BUBUN/BANDUNG EKSPRES
PELAKU DIAMANKAN: Dua pelaku saat diamankan di Mapolres Cimahi, keduanya melakukan pencurian dengan kekerasan dengan mengaku-ngaku sebagai anggota Satreskim Polda Jabar.

bandungekspres.co.id, CIMAHI – Dua pelaku pencurian dengan kekerasan R, 30, dan AR, 27, diringkus anggota Reskrim Polres Cimahi. Informasi diperoleh saat menjalankan aksinya kedua pelaku mengaku-ngaku sebagai anggota Satuan Narkoba Polda Jabar.

Menurut Kasat Reskrim Polres Cimahi AKP Reza Arifian, penangkapan pelaku berawal dari adanya informasi masyarakat jika ada beberapa warga yang diambil barangnya oleh pelaku yang mengaku-ngaku sebagai anggota polisi.  ”Kemudian kami melakukan penyelidikan, dari beberapa TKP yang terjadi kalau pelakunya adalah sama. Kami kemudian menangkap pelaku berisinial R dan AR karena sudah melakukan pencuriaan dengan kekerasan,” kata Kasat Reskrim Polres Cimahi AKP Reza Arifian, kemarin (28/11).

Lanjut dia, modus operandi para pelaku dengan mengaku sebagai anggota Narkoba dan menuduh korban para pelaku narkoba. Kemudian R dan AR membawa barang-barang milik korban. Mereka juga tidak segan-segan melukai korbannya jika melawan.  ”Kami mengamankan beberapa barang bukti, seperti pistol mainan yang digunakan pelaku untuk menakut-nakuti korbannya, surat perintah palsu, lakban, motor, handphone, kaos dan tas kulit imitasi,” ungkapnya.

Dia mengatakan, pelaku mengaku-ngaku sebagai salah seorang anggota Satuan Narkoba Polda Jabar. Namun setelah dilakukan penelusuran sampai ke Propam akhirnya petugas Polres Cimahi menyimpulkan jika pelaku diduga merupakan polisi gadungan dengan menggunakan surat perintah bodong untuk mengelabui korbannya. ”Pelaku menggunakan surat perintah bodong untuk melakukan aksinya,” sebutnya.

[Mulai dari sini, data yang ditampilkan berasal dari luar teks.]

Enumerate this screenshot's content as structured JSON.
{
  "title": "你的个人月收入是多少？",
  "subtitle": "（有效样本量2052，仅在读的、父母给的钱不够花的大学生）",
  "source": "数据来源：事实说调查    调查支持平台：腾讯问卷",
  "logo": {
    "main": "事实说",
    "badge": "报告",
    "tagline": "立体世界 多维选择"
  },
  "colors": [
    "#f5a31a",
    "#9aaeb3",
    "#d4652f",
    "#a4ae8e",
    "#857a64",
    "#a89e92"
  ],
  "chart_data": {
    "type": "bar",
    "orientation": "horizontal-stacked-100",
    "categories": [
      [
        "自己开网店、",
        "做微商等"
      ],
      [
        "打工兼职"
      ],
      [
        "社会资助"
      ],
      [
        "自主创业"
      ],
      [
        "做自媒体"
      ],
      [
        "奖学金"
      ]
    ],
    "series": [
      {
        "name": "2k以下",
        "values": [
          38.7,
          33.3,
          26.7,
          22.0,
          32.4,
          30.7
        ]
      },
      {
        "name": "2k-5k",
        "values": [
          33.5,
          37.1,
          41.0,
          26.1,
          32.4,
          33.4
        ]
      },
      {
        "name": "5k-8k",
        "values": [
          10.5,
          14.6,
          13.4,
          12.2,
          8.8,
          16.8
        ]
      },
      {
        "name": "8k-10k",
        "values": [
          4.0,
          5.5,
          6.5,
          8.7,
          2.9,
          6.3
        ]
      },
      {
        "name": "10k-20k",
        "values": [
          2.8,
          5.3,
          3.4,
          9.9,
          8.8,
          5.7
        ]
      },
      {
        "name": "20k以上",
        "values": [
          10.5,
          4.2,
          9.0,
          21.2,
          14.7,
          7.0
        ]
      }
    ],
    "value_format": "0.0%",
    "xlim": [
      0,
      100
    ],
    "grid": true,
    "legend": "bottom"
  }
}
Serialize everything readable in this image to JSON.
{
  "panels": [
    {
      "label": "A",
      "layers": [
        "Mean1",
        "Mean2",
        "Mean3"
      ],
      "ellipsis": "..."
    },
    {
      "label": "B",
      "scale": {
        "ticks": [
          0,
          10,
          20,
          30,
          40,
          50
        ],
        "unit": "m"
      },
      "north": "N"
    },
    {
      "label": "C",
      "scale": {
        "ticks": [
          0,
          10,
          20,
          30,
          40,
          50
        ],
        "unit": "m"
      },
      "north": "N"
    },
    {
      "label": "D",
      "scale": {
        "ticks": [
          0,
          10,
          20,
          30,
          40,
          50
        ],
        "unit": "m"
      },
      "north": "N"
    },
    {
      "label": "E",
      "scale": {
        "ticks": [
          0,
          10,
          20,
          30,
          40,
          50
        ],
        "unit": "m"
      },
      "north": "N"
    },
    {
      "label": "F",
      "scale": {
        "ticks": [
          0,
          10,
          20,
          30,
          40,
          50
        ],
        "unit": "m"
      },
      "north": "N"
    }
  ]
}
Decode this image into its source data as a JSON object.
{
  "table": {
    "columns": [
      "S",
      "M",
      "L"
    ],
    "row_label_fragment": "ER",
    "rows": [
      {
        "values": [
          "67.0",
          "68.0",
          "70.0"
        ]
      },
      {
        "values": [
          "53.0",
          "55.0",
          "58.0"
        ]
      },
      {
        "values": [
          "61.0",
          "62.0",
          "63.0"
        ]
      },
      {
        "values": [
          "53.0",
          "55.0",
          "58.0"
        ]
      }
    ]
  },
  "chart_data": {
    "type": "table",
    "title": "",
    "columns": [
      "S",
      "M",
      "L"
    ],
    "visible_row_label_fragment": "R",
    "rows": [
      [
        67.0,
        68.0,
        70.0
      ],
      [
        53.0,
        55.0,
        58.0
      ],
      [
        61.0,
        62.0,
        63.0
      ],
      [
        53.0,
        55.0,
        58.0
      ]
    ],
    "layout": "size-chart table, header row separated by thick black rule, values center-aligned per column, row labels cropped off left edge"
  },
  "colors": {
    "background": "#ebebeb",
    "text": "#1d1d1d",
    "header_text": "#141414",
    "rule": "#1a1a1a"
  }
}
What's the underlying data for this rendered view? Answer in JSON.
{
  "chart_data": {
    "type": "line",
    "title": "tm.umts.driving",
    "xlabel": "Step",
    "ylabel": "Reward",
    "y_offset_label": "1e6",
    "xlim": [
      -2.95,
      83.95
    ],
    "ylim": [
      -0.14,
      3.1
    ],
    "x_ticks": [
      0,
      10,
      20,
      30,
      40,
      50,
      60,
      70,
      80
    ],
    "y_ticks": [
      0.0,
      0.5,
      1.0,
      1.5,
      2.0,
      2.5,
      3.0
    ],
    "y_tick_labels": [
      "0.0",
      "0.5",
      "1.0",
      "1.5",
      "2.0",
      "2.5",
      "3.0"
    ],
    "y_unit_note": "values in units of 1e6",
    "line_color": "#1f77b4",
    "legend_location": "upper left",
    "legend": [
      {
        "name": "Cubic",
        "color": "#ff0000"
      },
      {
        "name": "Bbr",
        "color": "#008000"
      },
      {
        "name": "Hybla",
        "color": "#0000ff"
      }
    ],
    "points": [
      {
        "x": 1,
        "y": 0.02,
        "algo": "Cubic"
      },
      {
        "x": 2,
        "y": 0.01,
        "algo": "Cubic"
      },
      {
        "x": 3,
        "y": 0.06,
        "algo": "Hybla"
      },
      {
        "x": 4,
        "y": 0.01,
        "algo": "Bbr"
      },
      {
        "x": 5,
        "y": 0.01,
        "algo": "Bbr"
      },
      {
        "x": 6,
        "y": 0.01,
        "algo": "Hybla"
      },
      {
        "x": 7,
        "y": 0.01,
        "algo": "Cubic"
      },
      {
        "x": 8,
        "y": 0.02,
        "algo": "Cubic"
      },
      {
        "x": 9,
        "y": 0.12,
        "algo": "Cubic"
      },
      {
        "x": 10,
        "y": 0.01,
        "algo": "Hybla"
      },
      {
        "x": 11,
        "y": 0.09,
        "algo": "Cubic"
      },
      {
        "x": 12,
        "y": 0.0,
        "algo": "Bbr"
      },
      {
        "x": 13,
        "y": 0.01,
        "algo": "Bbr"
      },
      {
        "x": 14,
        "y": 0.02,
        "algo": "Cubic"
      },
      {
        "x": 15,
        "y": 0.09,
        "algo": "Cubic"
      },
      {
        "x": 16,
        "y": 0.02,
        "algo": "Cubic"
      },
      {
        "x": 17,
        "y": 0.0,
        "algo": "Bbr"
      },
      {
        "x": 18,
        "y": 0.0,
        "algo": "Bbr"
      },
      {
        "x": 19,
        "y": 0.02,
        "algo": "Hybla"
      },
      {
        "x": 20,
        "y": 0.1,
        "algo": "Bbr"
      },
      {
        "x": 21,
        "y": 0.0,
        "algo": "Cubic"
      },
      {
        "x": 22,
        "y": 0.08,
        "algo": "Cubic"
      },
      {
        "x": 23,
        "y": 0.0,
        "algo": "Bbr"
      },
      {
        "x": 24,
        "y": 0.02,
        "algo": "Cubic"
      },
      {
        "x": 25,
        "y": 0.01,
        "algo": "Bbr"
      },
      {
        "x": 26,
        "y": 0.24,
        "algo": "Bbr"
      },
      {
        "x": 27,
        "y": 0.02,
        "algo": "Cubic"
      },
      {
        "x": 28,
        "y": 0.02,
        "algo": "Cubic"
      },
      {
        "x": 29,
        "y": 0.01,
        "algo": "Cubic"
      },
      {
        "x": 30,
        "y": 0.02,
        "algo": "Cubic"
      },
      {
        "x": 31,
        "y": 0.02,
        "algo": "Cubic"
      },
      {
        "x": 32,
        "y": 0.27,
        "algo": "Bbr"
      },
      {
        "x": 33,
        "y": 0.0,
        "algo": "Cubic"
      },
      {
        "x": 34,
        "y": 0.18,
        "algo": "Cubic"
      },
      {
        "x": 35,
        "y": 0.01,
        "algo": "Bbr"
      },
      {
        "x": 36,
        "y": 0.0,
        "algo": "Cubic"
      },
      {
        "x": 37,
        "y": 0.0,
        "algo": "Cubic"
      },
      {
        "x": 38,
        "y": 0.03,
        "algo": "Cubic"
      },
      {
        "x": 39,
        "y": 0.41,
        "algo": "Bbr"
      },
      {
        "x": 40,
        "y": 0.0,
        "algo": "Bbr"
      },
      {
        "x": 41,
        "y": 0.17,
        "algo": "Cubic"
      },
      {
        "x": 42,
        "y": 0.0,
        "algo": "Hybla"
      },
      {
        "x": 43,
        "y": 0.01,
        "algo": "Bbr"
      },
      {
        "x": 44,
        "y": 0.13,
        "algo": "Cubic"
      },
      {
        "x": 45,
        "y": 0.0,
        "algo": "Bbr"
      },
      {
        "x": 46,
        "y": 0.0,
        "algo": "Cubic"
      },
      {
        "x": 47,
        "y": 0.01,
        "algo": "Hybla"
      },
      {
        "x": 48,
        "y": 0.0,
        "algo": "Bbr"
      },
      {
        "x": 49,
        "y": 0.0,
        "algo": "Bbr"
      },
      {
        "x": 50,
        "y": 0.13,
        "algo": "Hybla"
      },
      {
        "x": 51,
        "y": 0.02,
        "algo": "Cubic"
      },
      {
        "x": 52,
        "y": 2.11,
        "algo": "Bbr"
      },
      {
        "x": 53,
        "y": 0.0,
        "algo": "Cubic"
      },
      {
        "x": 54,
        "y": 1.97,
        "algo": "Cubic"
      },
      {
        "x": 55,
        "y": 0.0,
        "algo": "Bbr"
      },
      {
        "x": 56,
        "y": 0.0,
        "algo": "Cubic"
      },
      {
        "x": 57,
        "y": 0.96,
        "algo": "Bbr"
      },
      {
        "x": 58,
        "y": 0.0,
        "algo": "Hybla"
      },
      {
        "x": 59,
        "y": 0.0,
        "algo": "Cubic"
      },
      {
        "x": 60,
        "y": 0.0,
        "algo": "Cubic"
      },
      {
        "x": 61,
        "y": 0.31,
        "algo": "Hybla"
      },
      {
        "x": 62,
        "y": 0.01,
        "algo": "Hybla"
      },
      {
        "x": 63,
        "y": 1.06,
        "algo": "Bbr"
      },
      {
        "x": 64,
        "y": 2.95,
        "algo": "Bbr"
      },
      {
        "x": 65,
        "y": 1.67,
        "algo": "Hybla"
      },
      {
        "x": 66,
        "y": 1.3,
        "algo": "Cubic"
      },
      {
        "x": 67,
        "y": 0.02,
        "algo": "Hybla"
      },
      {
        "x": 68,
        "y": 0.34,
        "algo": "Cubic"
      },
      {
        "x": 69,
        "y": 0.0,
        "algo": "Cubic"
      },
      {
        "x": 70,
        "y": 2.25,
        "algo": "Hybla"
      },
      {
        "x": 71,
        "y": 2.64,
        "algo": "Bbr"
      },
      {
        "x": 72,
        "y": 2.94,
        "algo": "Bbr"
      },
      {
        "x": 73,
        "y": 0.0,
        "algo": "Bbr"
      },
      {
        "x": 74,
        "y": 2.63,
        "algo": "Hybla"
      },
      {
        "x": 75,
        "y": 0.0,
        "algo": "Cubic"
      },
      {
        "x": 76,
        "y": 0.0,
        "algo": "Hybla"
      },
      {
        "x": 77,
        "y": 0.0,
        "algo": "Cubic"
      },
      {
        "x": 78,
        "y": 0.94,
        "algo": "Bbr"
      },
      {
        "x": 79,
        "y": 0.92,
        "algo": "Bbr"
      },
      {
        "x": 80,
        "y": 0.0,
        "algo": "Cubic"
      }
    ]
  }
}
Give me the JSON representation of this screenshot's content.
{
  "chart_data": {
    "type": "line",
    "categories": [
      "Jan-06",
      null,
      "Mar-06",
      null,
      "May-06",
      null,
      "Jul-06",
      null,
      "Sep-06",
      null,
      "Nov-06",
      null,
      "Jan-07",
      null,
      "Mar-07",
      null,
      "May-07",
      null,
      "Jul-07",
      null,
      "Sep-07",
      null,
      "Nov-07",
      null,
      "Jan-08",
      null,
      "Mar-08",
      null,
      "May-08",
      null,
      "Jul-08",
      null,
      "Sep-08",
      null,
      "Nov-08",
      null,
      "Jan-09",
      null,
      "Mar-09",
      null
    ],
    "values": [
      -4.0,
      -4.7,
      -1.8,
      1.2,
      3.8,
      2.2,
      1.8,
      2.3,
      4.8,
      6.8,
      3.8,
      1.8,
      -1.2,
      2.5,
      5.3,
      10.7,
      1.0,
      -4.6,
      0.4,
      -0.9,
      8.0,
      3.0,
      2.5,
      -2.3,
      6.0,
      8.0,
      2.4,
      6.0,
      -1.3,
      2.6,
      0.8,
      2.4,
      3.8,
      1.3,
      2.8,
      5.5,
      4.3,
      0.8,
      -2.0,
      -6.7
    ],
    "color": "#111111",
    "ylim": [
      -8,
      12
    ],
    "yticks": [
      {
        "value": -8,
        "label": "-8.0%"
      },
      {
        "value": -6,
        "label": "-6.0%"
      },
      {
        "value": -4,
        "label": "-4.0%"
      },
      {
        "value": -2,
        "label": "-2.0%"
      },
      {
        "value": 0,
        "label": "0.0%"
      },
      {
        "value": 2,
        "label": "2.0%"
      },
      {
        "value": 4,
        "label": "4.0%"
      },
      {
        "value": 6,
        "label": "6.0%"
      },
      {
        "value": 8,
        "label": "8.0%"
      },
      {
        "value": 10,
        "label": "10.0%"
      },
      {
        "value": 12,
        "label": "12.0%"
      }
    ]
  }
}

Dikatkan Reza, dari hasil investigasi pelaku telah melakukan pencurian dengan kekerasan pada Minggu (25/09) sekitar pukul 03.30 di Kampung Ubug, RW 10 Kelurahn baros Kecamatan Cimahi Tengah. Saat itu, pelaku menunjukan sebuah rumah kost ternyata di rumah kost tersebut terjadi pencurian dengan kekerasan, yang dilakukan R dan AR terhadap korban bernama Rahmat dengan cara memasuki rumah kost dan membekap korban yang sedang tidur, lalu memukul korban dengan pistol mainan.  ”Pelaku mengaku seorang polisi yang sedang mencari pelaku Narkoba dan mengambil barang barang milik korban, setiap melakukan melakukan pencurian pelaku selalu mengaku polisi, ” sebutnya.